WP2 - Module 2: Plan, pilot and document modifications
The next step will involve team members and senior managers in IRMNCHN in (i) identifying a district and 2-3 BHUs within which a Plan-Do-Study-Act26 approach is to be undertaken; and (ii) selecting priority “change ideas” to be piloted. Action will then move to the district and BHU level. PDSA cycles will be led by local managers and practitioners at the district and/or BHU level, with hands-on support from the research team. The steps are:
(a) Establish the local team, roles and a shared understanding of the PDSA approach;
(b) Develop a ‘proof of concept’ piloting plan defining the elements of the 24/7 BHU initiative to be adjusted, articulating the ‘logic’ of the modifications and establishing success criteria;
(c) Define the scope and duration of the pilot (anticipate quick development cycles, 6-8 weeks);
(d) Develop a clear work plan for successful implementation of the modification(s);
(e) Identify and minimize any risks to the pilot;
(f) Determine a suitable monitoring system (likely to be both quantitative and qualitative);
(g) Implement the strategy;
(h) Evaluate effects quantitatively and qualitatively against the success criteria;
(i) Collectively discuss implications and agree on next steps (abandon, modify, expand);
(j) Repeat cycle with new or refined “change idea”

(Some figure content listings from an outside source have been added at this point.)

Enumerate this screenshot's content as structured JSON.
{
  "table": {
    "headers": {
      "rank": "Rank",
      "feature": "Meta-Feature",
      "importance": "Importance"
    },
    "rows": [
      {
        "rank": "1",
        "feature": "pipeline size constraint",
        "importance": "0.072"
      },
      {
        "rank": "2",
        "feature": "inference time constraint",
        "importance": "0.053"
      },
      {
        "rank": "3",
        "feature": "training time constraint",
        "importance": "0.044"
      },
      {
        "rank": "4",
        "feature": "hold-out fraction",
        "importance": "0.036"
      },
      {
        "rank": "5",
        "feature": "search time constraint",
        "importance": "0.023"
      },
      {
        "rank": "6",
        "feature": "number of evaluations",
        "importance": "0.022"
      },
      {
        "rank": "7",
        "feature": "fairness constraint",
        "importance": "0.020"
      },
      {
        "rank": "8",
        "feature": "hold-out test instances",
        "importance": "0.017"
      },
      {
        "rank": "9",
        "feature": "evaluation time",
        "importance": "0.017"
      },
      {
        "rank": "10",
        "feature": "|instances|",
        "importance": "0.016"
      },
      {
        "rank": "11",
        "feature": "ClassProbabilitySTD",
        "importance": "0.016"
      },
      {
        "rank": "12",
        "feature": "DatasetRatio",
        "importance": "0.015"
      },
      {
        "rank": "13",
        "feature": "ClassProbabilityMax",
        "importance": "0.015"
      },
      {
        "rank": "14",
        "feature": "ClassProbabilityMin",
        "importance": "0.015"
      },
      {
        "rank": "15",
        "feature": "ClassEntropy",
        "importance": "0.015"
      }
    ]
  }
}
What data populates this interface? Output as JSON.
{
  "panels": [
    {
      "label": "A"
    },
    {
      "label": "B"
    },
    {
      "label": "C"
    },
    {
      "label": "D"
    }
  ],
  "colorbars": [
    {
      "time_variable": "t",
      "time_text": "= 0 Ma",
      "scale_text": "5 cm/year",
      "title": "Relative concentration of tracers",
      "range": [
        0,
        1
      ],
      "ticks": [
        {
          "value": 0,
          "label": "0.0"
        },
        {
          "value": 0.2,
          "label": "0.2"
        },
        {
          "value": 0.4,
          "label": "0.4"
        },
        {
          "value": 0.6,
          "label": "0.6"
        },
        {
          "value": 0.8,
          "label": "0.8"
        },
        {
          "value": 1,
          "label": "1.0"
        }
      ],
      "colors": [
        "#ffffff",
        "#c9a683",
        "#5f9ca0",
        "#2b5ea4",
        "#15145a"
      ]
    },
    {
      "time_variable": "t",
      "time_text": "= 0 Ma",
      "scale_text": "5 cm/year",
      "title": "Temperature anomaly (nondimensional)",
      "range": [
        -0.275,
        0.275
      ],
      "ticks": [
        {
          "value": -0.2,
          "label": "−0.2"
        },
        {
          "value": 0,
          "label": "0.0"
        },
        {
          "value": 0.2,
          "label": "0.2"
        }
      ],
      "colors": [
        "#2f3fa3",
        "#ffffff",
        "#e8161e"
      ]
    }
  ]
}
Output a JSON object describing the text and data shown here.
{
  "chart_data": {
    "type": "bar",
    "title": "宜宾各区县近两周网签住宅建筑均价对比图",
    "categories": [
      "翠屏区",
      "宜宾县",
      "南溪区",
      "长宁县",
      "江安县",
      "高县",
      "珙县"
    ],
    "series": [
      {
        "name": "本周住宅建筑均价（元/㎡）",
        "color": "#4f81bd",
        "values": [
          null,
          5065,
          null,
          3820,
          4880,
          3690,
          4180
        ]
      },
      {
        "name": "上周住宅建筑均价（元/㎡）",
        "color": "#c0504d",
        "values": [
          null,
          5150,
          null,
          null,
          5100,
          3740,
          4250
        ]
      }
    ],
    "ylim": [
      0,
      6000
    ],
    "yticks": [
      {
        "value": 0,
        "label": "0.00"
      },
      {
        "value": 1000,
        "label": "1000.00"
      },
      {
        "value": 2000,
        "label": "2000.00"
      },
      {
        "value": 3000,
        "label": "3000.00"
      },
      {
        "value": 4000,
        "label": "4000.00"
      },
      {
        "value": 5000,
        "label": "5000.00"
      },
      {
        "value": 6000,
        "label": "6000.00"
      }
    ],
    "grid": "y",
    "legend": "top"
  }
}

In addition to the monitoring and evaluation embedded within the PDSA cycles, team members will document the process as it unfolds through observation and informal interviews with the key actors in order to capture key learning. Products from WP2 will be co-produced by the research team and the policy/practice partners and will include:
- Documentation of each PDSA cycle undertaken describing the “change idea”, the ensuing system changes and outcomes observed, learning and follow on actions. We will experiment with visual, text-based and short video capture as ways of sharing learning across the programme.
- A reflective account of the PDSA process as a whole as it was undertaken and experienced across the sites and recommendations for future use of this approach by the government and PSPU.
- A longer-term improvement strategy capturing “change ideas” generated but not piloted during this project as well as system aspects warranting further attention as the ‘24/7 BHU’ initiative continues.